Published on: January 3, 2014

Your furnace’s air filter protects the equipment from dust and dirt infiltration. Air filters also offer your home’s occupants cleaner air. Selecting the right furnace filter and changing it on schedule can make a huge difference in your home comfort and health, as well as energy use.

The MERV Rating System for Air Filters

In 1987, the American Society of Heating, Refrigerating and Air-Conditioning Engineers developed the MERV rating system for air filters. MERV stands for Minimum Efficiency Reporting Value. It measures a filter’s ability to capture particulates ranging from 0.3 to 10 micrometers in size. The MERV scale runs from 1 to 20, though air filters rated above MERV 13 are rare in standard residential HVAC systems. This rating system offers a way to measure the effectiveness of air filters across various manufacturers.

Here is a summary of the MERV rating scale and the kinds of particulates each level captures. You can assume that with each higher rating, the filter will capture everything that the lower-rated air filters can remove.

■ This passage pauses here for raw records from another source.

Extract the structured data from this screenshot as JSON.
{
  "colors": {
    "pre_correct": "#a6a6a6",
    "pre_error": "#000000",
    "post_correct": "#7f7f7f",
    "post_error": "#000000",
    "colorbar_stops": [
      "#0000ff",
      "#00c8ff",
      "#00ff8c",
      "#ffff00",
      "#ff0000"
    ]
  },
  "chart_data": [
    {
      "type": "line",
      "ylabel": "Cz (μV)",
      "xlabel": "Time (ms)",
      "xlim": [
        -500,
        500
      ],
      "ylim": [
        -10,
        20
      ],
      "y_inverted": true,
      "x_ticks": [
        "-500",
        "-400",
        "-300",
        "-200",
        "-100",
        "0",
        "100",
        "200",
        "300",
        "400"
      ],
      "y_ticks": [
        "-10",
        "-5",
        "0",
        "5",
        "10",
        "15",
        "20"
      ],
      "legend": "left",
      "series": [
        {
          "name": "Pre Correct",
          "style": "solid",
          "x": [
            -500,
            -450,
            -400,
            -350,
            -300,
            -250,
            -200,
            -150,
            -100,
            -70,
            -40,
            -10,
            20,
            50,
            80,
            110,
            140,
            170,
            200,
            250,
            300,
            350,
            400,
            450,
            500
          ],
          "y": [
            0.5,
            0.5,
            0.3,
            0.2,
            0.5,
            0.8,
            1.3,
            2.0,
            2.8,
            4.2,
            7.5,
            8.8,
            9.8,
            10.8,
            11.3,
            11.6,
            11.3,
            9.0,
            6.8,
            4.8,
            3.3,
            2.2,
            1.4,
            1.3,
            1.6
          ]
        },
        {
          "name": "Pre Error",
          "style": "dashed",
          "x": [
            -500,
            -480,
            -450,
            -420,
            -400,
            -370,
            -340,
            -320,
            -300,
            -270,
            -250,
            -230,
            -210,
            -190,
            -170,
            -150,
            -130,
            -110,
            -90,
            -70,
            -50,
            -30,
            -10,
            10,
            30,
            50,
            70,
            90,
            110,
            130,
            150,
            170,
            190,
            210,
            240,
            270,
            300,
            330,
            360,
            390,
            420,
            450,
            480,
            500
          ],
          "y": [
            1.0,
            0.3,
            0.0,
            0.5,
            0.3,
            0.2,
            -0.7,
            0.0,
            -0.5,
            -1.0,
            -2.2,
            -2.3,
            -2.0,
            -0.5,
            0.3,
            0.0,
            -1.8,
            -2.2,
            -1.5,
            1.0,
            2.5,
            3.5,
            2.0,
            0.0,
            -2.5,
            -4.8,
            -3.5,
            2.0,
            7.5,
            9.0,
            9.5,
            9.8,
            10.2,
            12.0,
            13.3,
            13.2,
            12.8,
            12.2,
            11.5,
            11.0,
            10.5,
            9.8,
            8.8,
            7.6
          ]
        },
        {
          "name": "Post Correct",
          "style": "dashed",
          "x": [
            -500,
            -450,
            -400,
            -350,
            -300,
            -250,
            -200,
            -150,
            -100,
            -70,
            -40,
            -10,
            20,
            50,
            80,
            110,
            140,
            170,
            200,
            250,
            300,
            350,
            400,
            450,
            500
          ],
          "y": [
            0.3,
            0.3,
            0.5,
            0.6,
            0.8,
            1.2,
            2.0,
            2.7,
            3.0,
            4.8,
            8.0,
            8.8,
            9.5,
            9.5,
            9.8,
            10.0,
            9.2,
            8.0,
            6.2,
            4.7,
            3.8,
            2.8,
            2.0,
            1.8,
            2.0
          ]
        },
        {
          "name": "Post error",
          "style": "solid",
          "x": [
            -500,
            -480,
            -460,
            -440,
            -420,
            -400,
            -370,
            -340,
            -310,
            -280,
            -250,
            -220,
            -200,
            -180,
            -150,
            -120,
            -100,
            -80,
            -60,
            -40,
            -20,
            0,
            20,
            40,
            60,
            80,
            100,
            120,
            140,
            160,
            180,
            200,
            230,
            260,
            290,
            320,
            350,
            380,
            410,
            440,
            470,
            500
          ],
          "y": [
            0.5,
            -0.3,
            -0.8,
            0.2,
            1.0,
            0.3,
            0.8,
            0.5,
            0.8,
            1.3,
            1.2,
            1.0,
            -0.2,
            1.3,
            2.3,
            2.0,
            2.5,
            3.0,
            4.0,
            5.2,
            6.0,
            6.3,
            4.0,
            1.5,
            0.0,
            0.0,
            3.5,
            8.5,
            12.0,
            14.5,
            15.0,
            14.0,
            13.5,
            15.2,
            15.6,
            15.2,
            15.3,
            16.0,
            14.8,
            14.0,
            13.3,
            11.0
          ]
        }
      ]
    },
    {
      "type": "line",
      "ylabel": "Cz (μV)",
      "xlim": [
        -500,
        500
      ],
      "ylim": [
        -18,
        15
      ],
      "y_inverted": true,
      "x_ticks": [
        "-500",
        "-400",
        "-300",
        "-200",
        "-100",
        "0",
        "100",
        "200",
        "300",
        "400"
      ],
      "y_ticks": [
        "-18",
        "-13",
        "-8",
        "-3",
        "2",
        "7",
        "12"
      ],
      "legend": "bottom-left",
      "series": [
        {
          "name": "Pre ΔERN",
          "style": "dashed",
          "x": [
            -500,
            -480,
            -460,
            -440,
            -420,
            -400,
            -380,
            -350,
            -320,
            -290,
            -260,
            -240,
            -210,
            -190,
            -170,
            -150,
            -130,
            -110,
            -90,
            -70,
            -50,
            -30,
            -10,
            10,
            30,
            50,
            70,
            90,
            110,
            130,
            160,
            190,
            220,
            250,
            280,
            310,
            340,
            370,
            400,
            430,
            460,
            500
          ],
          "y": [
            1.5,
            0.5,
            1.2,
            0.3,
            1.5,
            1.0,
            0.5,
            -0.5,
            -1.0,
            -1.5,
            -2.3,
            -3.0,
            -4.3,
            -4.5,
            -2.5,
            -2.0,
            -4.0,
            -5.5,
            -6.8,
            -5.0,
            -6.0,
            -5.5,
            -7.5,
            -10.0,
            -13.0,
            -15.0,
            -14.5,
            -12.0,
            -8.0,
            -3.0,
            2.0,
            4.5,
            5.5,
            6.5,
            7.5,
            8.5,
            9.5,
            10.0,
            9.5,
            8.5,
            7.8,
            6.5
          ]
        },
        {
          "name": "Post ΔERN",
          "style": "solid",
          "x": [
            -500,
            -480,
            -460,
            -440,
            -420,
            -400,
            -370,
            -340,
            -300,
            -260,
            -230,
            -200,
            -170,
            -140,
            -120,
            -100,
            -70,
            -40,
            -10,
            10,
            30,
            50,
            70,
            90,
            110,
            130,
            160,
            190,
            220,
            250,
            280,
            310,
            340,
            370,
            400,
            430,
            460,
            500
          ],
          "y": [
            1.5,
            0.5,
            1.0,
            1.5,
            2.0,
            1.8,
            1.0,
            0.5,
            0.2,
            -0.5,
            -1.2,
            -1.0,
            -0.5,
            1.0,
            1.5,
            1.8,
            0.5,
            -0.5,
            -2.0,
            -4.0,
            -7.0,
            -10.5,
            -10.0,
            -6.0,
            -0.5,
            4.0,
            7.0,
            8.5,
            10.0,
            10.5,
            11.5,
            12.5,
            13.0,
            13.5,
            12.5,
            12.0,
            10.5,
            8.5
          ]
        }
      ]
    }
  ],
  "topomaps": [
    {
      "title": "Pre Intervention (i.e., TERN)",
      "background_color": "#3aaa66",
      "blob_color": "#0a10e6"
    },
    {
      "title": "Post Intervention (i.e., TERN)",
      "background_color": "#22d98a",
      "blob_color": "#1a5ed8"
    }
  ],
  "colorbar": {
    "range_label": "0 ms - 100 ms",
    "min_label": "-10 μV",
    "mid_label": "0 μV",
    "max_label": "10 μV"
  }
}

  • MERV 1 to 4 filters handle particulates over 10 micrometers, including pollen, dust mites, carpet fibers and cockroach debris. These cheap, flat-panel filters are designed mainly to protect system components from dirt and debris, rather than improve indoor air quality.
  • MERV 5 to 8 filters handle particulates over 3.0 micrometers, including mold spores, pet dander, dust mite debris and home dusting liquids. These filters are good for residential and some commercial applications. At this MERV level, you’re often talking about pleated filters.
  • MERV 8 to 12 filters handle particulates over 1.0 micrometers, including legionella, lead dust, auto emissions, and humidifier dust. Filters at this level are good for superior residential and some commercial applications.
  • MERV 13 to 16 filters handle particulates above 0.3 micrometers, including bacteria, cooking oil, sneeze droplets, and most smoke and insecticides. These filters are approved for hospital use. For residential use, since they likely will impede system airflow, serious system modifications may be required to install them in your HVAC system.
  • MERV 17 to 20 filters handle some particulates below 0.3 micrometers in size. This includes viruses, smoke, carbon dust, and salt. These filters – also called HEPA – (high efficiency particulate air) – are used in manufacturer clean rooms for electronics and pharmaceuticals. They can be used in your home, but as with the other high-end MERV filters, they’ll require system modifications to prevent airflow restrictions. They also come in stand-alone air purification systems or air cleaners.

Are There Other Filter Rating Systems?

Other filtration ratings systems pop up occasionally. Many filter manufacturers and retailers have tried to replace the MERV ratings with their own versions. They change all their filters over to the new rating system and let their customers try to make sense of it all. All it does is make it more difficult for property owners to figure out what furnace filters to use. If possible, stick with filter manufacturers that use the MERV rating system.

Which MERV rating Is Best for Your Home’s Filters?

As a rule of thumb, most household furnaces and air conditioners can handle filters with a MERV rating of 8-12. This captures a good deal of household pollutants, but does not strain the average domestic HVAC system.

For those who have allergies, selecting a filter with a MERV rating of 9 or 10 may help a bit more. But, going too high will be counterproductive since it puts too much strain on the air handler.

What Else Do You Need to Know About Furnace Filters?

You can save money on filters by buying them in bulk. A single filter can be three of four times more expensive when bought individually in the store. Store the filters near the ductwork where you need to make the change.

Set a time each month to check the furnace filter. You can choose a specific date (like the 1st or 15th) or a certain day (like the first or last Saturday of the month). Many filters have a rating for 90 days or more. However, when the system is working full-time to cool the house in summer and heat it in winter, it may need changing more often. If the filter is clogged, change it.